Filed under: business, design, environmental issues, travel | Tags: Dennis Quaintance, Green Day at Hohspitality Design Expo, LEED for hospitality, Proximity Hotel, USGBC
I had the privilege of attending the Green Day portion of the Hospitality Design Expo in Vegas last Wednesday. I think it was a great success! One of the highlights for me included hearing from Dennis Quaintance who owns Proximity Hotel-slated to be the first LEED platinum hotel in the US. He brought a very capitalistic view to the discussion with a focus on return on investment. He also said while he should be proud to be the first platinum certified hotel in the nation, instead he was really embarrassed at how easy it was to reach that level and how little it added to the overall cost of the project. To address Kelsey’s post from last week, there were quite a few developers and brand represenatives present and I know they were all listening carefully to his part of the lecture in particular. We’re starting to see a shift in the market and as consumers demand more eco-friendly properties, the owners will have no choice, but to respond. The business aspect of it makes sense as well. You can lower your operations costs, you can increase interest in your hotel/resort, and get higher occupancy rates. These are proven facts.
The best part of the day, though, was the roundtable discussion set up by the USGBC to discuss a LEED for Hospitality category. They explained a bit about how they decide what new categories need to be introduced. Since time is critical, they want to pick the building types that will have the largest impact on society and will educate the most people. Hotels do meet that criteria since there are so many and they have a unique opportunity to reach more people than your average office building.
After those initial questions are answered, the USGBC begins a needs assesment.

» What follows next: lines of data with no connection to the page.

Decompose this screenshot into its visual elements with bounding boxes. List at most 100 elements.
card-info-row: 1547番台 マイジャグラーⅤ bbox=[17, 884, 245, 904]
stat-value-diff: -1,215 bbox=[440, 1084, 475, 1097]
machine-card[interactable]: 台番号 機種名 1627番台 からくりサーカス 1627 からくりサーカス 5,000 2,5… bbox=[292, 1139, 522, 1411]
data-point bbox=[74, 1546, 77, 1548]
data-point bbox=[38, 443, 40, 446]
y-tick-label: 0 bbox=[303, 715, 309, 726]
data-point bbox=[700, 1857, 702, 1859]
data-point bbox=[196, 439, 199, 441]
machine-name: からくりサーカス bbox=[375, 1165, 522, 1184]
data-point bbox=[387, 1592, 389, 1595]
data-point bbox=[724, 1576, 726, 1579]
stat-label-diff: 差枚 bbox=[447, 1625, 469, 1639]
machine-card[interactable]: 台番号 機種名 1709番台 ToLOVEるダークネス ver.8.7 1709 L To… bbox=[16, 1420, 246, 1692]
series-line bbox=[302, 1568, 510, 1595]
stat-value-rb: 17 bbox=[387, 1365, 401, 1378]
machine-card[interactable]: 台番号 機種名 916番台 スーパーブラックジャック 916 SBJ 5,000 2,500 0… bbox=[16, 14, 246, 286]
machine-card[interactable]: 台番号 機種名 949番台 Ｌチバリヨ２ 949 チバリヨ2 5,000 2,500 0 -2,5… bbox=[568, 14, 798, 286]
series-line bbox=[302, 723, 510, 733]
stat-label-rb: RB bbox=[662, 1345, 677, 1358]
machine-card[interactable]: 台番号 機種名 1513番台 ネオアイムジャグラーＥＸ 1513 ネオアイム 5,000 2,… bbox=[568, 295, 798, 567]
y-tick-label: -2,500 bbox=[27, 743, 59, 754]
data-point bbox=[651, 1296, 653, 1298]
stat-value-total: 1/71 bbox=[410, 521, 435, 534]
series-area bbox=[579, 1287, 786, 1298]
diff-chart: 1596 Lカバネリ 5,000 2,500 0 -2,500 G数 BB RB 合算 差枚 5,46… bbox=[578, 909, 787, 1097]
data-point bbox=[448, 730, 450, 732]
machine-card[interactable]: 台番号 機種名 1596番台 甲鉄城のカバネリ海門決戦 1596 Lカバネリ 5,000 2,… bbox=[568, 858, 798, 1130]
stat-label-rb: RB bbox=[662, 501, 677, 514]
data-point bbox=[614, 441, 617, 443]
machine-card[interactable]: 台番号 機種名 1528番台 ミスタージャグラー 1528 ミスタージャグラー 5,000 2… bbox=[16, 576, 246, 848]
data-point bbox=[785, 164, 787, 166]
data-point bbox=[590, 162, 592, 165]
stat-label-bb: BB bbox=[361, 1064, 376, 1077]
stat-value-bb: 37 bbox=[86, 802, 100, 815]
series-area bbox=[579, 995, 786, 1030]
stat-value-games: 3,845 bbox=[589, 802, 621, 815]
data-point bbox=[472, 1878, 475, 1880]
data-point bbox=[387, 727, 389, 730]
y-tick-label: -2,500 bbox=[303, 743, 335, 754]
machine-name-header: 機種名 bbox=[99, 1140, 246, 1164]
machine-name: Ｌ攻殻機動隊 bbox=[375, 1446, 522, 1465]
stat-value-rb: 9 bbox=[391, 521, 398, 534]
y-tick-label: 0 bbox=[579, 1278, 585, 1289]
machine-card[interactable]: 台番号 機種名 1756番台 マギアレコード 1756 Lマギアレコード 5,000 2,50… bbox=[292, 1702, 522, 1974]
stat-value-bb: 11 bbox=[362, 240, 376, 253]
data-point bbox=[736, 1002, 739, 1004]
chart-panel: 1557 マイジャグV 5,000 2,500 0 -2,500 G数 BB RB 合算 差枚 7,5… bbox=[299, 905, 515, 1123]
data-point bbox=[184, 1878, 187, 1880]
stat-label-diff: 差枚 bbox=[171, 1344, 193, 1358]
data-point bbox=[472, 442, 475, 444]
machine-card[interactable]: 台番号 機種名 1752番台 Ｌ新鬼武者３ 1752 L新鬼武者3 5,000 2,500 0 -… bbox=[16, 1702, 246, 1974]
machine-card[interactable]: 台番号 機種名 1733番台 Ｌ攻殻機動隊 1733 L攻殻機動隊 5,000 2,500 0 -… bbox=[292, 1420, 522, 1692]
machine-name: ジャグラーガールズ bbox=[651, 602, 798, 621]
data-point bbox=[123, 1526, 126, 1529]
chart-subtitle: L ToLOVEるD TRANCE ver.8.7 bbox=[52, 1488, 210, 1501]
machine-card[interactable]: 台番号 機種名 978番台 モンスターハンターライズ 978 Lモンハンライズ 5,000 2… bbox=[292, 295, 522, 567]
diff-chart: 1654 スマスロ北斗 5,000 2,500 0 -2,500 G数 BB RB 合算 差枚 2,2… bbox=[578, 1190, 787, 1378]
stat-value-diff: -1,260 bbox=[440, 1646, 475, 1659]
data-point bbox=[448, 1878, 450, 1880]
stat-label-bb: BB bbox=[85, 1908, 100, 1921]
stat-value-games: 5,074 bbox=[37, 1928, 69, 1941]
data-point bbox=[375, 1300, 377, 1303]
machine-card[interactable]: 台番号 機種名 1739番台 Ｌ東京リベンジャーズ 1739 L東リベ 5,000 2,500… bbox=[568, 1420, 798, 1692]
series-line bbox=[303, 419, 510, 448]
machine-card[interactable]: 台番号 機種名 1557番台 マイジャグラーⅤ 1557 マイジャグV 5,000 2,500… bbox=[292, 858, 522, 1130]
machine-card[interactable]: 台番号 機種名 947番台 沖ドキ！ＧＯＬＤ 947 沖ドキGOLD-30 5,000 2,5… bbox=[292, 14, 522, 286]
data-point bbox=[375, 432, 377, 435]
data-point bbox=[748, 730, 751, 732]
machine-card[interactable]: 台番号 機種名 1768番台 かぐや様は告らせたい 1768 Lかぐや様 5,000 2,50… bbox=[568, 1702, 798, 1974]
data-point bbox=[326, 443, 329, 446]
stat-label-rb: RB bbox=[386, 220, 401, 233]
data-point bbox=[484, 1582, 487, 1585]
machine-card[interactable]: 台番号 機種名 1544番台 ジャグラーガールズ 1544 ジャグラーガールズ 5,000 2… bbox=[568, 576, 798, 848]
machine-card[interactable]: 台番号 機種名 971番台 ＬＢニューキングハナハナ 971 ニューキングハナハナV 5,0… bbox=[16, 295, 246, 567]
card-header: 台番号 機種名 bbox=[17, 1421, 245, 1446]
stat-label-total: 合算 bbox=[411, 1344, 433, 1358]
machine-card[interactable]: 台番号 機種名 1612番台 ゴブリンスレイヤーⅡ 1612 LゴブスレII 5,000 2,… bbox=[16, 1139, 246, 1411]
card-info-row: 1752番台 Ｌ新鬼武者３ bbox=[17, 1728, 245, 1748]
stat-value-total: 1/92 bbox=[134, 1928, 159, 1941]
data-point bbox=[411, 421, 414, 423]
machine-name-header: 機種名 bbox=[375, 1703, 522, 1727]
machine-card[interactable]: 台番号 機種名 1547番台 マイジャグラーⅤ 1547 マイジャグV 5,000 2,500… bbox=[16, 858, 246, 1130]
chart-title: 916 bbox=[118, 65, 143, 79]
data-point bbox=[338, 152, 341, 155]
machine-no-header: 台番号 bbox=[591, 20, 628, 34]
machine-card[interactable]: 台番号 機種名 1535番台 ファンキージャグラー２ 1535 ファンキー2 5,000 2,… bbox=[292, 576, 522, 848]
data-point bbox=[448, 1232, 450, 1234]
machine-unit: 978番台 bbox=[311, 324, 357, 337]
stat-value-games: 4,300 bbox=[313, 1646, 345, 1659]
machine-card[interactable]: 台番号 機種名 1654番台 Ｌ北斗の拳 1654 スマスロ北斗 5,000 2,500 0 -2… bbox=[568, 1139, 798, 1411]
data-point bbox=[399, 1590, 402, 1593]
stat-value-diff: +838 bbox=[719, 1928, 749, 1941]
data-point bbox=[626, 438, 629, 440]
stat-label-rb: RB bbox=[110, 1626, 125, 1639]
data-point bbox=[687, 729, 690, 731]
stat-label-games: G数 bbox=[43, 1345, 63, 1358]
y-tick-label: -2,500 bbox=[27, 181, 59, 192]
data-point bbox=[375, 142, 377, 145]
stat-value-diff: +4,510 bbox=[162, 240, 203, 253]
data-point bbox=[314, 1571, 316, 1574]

They assemble an advisory group made up of industry leaders to look at what changes need to be made to the existing checklists. They said they would most likely keep about 80% of the points the same and adjust the other 20% to be industry specific. They also set up public sessions (like the one at this conference) and will send out a survey for anyone who’s interested in sharing their comments. If you’d like to have some input you can email firstname.lastname@example.org to be included in the survey. After that, they go through an internal staff analysis & set up a timeline. Then, they present the assesment to the LEED steering committee for approval. If they still see the need for the new category then they’ll go through a technical advisory group review, 2 public comment phases (that take 5-6 months), a member ballot, and finally resource development. I had no idea it was such a long process! If LEED for Hospitality gets the go ahead, it will still be at least another year in the making.
The part that we played was analyzing the existing checklist and discussing what changes needed to be made. Each table addressed a different issue, took notes, and the notes are now being compiled by the USGBC and integrated into the assesment. The table that I led focused on resorts. There was some great discussion and I was excited to be a part of the process.
Sorry for the long post. I had a lot to share and I still feel like I barely scratched the surface!